- Wyolah Plantation
- U.S. National Register of Historic Places
- Location: Church Hill, Mississippi
- Coordinates: 31°42′7.56″N 91°14′49.78″W﻿ / ﻿31.7021000°N 91.2471611°W
- Area: 60.4 acres (24.4 ha)
- Architectural style: Greek Revival architecture
- NRHP reference No.: 85001168
- Added to NRHP: May 30, 1985

= Wyolah Plantation =

Historic house in Mississippi, United States

The Wyolah Plantation is a historic Southern plantation in Church Hill, Mississippi, in the United States. It is located off the Mississippi Highway 553.

==Overview==
The plantation house at Wyolah was built for Dr. Francis B. Coleman before the American Civil War. The architectural style of the plantation house is Greek Revival. The name "Wyolah" may have been derived from a place in Ireland. Coleman enslaved 81 people in Jefferson County, Mississippi, according to the 1860 census.

Coleman maintained a medical practice in Rodney, Mississippi, and at Wyolah. In the WPA Slave Narrative Collection for the state of Arkansas, formerly enslaved Jefferson County resident Peter Brown told of a period when David Hunt enslaved him on Woodlawn Plantation and Coleman treated his parents, who had contracted cholera. In 1846, Coleman went to Mount Locust Plantation in Jefferson County to vaccinate some enslaved people.

Coleman and his friend Thomas Affleck published a horticulture-related journal from Wyolah Plantation.

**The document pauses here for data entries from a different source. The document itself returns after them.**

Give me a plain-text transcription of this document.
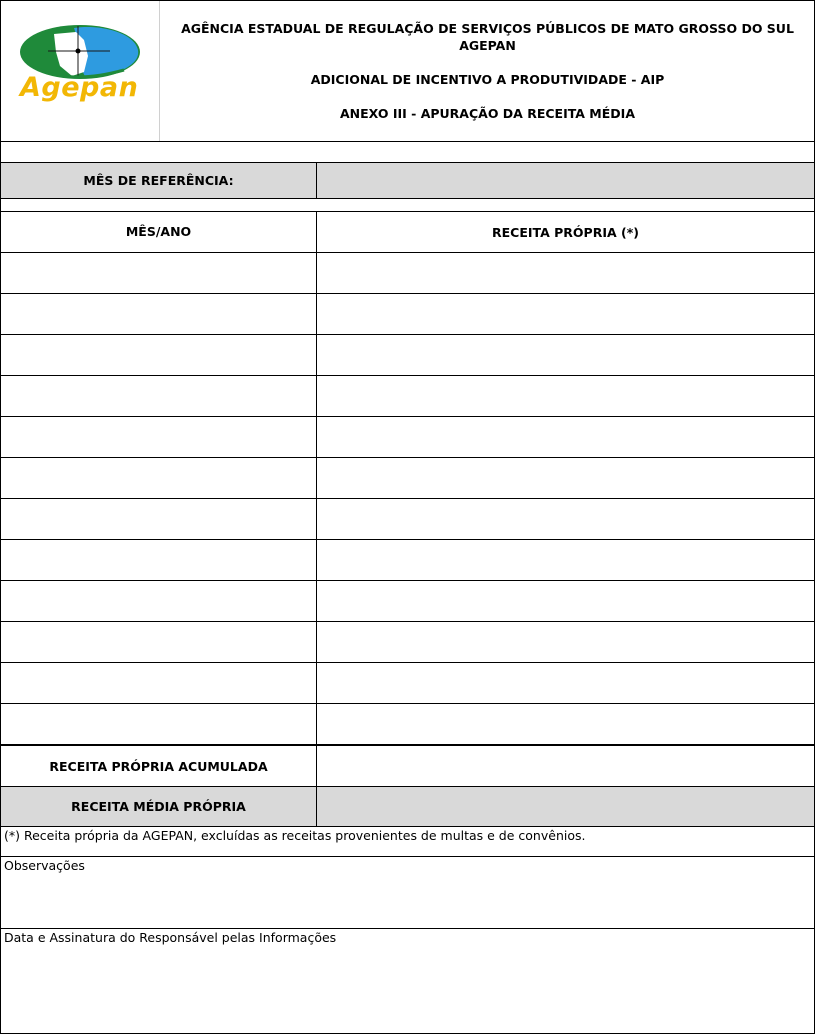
Agepan
AGÊNCIA ESTADUAL DE REGULAÇÃO DE SERVIÇOS PÚBLICOS DE MATO GROSSO DO SUL
AGEPAN
ADICIONAL DE INCENTIVO A PRODUTIVIDADE - AIP
ANEXO III - APURAÇÃO DA RECEITA MÉDIA
MÊS DE REFERÊNCIA:
MÊS/ANO	RECEITA PRÓPRIA (*)
RECEITA PRÓPRIA ACUMULADA
RECEITA MÉDIA PRÓPRIA
(*) Receita própria da AGEPAN, excluídas as receitas provenientes de multas e de convênios.
Observações
Data e Assinatura do Responsável pelas Informações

Wyolah later passed through several owners, including the Reddy family and the family of Thomas O'Quinn Jr. In 1984, Wyolah was owned by Dr. James W. and Juel F. Delasho and consisted of 110.44 acres, of which 60.44 acres was nominated as a historic site. It has been listed on the National Register of Historic Places since May 30, 1985.

As of 2016, filmmaker Tate Taylor is the owner of Wyolah.